How to slash 'time to insight' when training AI
- By Rob Davies
- Oct 09, 2019
When agencies seek to develop or improve upon artificial intelligence applications, they often find that many of today’s IT systems are not robust enough to manage AI workloads at scale -- nor can they scale up and offer security at the speed required for AI modeling. This is especially true for legacy IT systems that are not purpose-built, AI-capable infrastructures. In fact, many infrastructures used today for AI have been force-fit -- and mis-fit -- into the AI space.
Before we look at what scale is required, and what IT infrastructure model is ideal, let’s quickly define the stages of advanced AI and machine learning development.
Two AI stages
In AI development, there is an initial training stage in which an AI practitioner will run AI model after model after model, drawing from deep wells of existing data.
Since AI development is iterative, the data used in the training stage is often required to be live, and therefore sensitive. (This is a central reason that training-stage development is often done on-prem.) AI achieves its efficacy by running multiple iterations across a large number of scenarios, settling on the ones that work after trying many that don’t. Simply managing the training stage consumes enterprise-class computing power, which must be available on-demand to be effective, and requires the ability to quickly scale storage.
The second stage of AI development is called inference, and that’s when the model is applied to new data. Like AI training, inference consumes massive compute power and memory for even basic operations. Note that the IT configuration to accommodate the training stage may not be the same for the inference stage.
AI and data management processes
Unlike traditional IT infrastructure providers, AI-ready infrastructure providers deliver the technological tools and skills required to design, build and manage an effective AI network. Purpose-built, AI-capable infrastructures enable data architects and scientists to access massively parallel, all-flash performance so they can slash time-to-insight and put AI to use as quickly as possible.
Here’s what agencies should expect from purpose-built, AI-capable infrastructure:
Speed: It must power multinode deep learning out of the box, delivering linear-scale performance for critical training workloads.
Simplicity: It should be up and running in hours, not weeks, and it should be able to scale to demand even faster.
Future-proofed: The most- advanced platform for real-world AI must offer scalable architecture that is responsive to demands at any scale. Purpose-built, AI-capable infrastructures should be able to add GPUs for faster training and/or add blades for bigger datasets. Any AI-capable infrastructure must be able to grow with AI workload needs, at any stage of development or use, without downtime risks.
As-a-service delivery: Purpose-built AI infrastructure should always be procured as an on-premises solution simply because of the difficulty in loading the massive datasets required for AI into the cloud. The infrastructure can be purchased, or acquired as-a-service, but it needs to be in the agency datacenter.
Choosing an AI data management provider
Applying the concept of AI to data management processes, including organization and analysis, is referred to as artificial intelligence data management. Every AI system should have data management layers, because unlike traditional analytics approaches, AI uses data pools to make productive changes to underlying algorithms.
When choosing an artificial intelligence data management provider, and the AI infrastructure that is implemented, look for these top features:
- Massively parallel, all-flash performance, where numerous individual processing units can execute many different parts of an AI model simultaneously.

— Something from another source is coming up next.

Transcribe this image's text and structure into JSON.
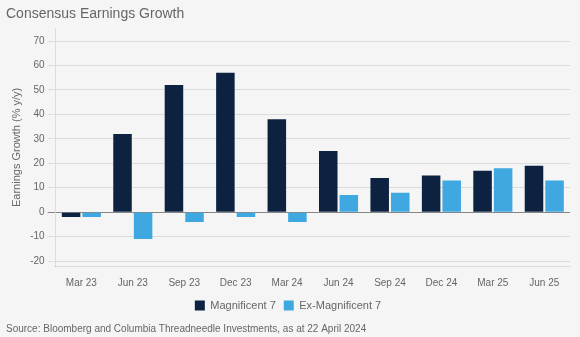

- Automated incident responses that detect and assess security threats, a crucial feature given that AI models in the training stage cannot test a true working model on data that is stale and not live.
- A knowledge library construction based on tangible data, so unseen patterns and defining opportunities can be detected and improved.
- Productivity monitoring on a variety of scales, so the system can suggest streamlined processes.
- Extraction of metadata from textual and non-textual unstructured data, highlighting elements such as keywords, categories, semantics and concepts.
- Virtual assistance customer service, such as online chatbots, to aid in customer interaction.
- Predictive analysis and an untethered capability for machine learning.
- Security that protects not only sensitive data (personal data, images, sensitive medical records, etc.), but also the intellectual property and the investment made to develop the AI.
- A DevOps and systems architecture team (ideally from an experienced third party, as-a-service provider) that that specializes in providing platforms designed specifically for AI. This not only offers requisite security for live, sensitive data, but it reduces the burden of managing infrastructure.
Clearly, AI and machine learning offer some of the most exciting developments in IT and business at large, with beneficial uses that range from health care to defense.
One sure path to accelerating time-to-insight using artificial intelligence data management is to control the IT infrastructure. This means avoiding the trap of relying on constricted IT capacity when engaging in AI development processes or on IT capacity that isn’t AI ready. It’s remarkably easy to avoid this constraint by relying on an experienced as-a-service IT provider that specializes in providing platforms designed specifically for AI. This not only offers requisite security for live, sensitive data, but it reduces the burden of managing infrastructure, offering workload scaleup that can be achieved in a matter of hours, not weeks.
When developing AI/ML, agencies must ensure that the IT infrastructure is purpose-built, AI ready and can scale on demand. When those concerns are addressed, it frees the AI development teams from constricted, disorganized or unsecure systems and allows them to do what they do best.
Rob Davies is executive vice president of operations at ViON.